Выливалась вся эта американская красота за забор, который находился в ста метрах от санчасти. Одна из бетонных плит была удалена, взору представала огромная болотистая равнина, по которой время от времени проносились танки. В этот пролом и выливалось содержимое параши, нести которую в полноте переполнявшего ее содержания (господи, ну и оборотец получился…) нужно очень аккуратно, чтобы не вымазаться в дерьме самому и не залить пол, скользкий, только что вылизанный дневальным. Ладно, хоть пол он меня не заставил мыть.

Я чудом не расплескал тяжеленное ведро, и когда проходил мимо трубы, снова вспомнил про Онопу.

Онопа родила и была счастлива.

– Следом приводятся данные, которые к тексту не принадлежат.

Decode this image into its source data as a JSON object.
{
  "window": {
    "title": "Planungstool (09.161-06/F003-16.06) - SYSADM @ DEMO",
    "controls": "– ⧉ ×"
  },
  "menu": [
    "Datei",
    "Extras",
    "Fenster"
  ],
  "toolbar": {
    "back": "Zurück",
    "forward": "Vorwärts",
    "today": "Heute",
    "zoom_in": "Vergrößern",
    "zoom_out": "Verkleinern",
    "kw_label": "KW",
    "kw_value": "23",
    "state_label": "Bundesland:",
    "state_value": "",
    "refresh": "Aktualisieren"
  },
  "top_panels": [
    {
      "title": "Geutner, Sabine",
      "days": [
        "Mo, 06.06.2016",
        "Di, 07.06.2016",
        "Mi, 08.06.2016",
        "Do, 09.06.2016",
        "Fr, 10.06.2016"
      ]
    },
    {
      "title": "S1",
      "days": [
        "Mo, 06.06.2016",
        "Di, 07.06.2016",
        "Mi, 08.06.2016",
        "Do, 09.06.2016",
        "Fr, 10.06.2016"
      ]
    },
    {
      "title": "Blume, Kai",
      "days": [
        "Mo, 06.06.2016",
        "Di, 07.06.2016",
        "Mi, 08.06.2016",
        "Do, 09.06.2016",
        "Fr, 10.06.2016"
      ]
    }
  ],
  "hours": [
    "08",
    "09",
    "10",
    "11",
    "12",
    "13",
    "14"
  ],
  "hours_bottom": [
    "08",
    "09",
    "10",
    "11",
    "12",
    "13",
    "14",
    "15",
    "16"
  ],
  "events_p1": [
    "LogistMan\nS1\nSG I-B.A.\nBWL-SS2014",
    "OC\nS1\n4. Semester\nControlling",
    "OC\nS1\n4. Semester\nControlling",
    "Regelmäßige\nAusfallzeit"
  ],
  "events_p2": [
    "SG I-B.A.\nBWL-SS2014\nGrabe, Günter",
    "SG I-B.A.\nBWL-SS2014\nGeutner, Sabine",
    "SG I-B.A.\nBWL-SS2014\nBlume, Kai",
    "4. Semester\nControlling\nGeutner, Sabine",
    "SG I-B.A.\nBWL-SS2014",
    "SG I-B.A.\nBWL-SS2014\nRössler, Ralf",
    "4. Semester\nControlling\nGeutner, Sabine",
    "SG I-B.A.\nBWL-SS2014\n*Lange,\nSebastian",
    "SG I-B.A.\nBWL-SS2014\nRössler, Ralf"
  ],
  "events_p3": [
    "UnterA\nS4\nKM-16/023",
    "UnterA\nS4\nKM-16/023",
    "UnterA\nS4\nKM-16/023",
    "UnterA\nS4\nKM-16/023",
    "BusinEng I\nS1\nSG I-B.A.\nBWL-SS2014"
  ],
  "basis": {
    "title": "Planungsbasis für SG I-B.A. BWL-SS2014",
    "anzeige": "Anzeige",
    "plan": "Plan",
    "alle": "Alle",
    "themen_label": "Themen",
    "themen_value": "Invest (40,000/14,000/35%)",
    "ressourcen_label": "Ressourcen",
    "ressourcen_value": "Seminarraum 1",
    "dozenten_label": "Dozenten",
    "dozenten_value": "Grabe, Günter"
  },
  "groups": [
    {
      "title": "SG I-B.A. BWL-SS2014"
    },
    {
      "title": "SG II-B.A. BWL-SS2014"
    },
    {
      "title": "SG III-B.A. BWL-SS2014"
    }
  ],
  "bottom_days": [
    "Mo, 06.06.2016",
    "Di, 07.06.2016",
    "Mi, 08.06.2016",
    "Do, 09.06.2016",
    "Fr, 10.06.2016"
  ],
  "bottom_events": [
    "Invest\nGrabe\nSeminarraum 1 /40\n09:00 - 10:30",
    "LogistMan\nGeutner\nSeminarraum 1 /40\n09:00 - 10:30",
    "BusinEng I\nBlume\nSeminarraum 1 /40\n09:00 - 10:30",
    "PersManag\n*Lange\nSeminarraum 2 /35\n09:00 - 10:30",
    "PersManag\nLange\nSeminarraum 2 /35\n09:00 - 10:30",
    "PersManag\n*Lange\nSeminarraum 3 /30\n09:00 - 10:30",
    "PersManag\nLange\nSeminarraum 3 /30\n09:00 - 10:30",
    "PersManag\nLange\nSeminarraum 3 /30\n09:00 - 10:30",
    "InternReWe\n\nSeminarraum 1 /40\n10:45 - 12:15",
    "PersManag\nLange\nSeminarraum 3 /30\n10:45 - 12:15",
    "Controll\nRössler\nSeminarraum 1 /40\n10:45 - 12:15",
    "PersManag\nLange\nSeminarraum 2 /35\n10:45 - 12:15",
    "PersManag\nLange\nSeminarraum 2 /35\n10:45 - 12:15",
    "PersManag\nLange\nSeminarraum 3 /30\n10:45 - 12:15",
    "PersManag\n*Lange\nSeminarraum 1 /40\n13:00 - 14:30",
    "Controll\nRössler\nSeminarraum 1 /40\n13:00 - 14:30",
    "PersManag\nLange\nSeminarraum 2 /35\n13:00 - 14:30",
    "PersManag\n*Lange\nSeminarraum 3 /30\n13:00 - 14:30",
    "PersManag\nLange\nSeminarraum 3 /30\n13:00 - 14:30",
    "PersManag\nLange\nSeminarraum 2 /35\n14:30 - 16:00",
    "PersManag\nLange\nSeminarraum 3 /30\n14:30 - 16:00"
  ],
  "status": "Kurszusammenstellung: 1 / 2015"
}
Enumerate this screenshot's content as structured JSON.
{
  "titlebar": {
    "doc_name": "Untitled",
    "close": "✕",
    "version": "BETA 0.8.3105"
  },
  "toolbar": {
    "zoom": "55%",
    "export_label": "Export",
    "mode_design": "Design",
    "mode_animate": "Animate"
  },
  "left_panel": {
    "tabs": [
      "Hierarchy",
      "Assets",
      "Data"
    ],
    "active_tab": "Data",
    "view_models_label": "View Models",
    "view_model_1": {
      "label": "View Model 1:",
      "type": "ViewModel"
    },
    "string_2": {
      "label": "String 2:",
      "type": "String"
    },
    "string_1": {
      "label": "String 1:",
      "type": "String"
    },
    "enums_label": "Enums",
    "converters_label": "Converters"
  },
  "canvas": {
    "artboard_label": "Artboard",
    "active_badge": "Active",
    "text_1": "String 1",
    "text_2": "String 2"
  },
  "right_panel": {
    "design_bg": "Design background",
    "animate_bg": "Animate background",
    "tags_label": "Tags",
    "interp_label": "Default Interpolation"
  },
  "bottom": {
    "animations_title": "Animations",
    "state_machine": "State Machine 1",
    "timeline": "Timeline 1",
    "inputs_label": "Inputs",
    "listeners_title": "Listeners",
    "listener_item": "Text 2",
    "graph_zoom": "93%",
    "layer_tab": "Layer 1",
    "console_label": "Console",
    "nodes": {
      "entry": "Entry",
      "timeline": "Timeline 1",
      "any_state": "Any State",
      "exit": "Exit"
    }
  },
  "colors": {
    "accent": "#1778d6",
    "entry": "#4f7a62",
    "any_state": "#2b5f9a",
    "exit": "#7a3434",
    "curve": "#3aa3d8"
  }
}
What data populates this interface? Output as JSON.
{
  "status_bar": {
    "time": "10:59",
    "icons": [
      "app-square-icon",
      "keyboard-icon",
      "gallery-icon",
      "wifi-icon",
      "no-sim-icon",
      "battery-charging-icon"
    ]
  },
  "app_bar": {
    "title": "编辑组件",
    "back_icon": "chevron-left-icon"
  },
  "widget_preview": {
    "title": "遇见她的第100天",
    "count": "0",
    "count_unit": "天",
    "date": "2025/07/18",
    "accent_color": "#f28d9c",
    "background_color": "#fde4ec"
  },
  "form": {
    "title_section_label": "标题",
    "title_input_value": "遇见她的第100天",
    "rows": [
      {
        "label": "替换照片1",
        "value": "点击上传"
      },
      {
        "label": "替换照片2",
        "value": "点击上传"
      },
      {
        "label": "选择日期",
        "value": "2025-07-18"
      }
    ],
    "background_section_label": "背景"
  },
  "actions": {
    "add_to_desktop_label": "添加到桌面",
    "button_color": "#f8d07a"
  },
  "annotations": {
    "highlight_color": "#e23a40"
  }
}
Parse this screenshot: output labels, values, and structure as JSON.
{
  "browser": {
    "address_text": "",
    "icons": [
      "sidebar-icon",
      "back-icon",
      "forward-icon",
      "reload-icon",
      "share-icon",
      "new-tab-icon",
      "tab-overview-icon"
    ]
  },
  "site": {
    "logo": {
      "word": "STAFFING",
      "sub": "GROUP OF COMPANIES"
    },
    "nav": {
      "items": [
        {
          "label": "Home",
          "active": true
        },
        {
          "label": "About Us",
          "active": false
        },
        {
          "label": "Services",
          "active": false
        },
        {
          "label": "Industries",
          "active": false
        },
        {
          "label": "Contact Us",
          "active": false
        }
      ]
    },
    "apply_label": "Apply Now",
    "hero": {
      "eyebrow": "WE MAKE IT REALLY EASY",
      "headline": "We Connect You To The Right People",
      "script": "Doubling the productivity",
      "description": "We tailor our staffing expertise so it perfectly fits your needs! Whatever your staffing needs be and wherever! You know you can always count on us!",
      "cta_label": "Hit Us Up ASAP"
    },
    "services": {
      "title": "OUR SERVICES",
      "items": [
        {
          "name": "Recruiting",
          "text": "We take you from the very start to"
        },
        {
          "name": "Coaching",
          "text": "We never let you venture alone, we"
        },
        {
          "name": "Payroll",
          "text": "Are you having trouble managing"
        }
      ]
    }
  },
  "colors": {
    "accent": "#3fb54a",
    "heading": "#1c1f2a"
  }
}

И продолжала понимать мир посредством безумного траха, и жила легко, настолько, что порой даже летала. Вышла замуж, родила еще кучу детей, потом развелась, и выходила замуж часто-часто, каждый год не по разу.

Со временем только что-то странное творилось. Оно для Ираиды вроде как быстрее текло. Дети Онопы рождались и вырастали как грибы, и вот уже не успеваешь оглянуться, а они заканчивают институт на год позже тебя, и тебе двадцать четыре, а им — двадцать два. А мне и того меньше. Тем не менее Ираида Федотовна всегда оставалась нашей ровесницей, и все время жила в студенческой общаге, и ее сладкие стоны сотрясали общагу по десять раз на дню, и Линда Нахаловна носилась по этажам и кричала, что не позволит здесь публичный дом.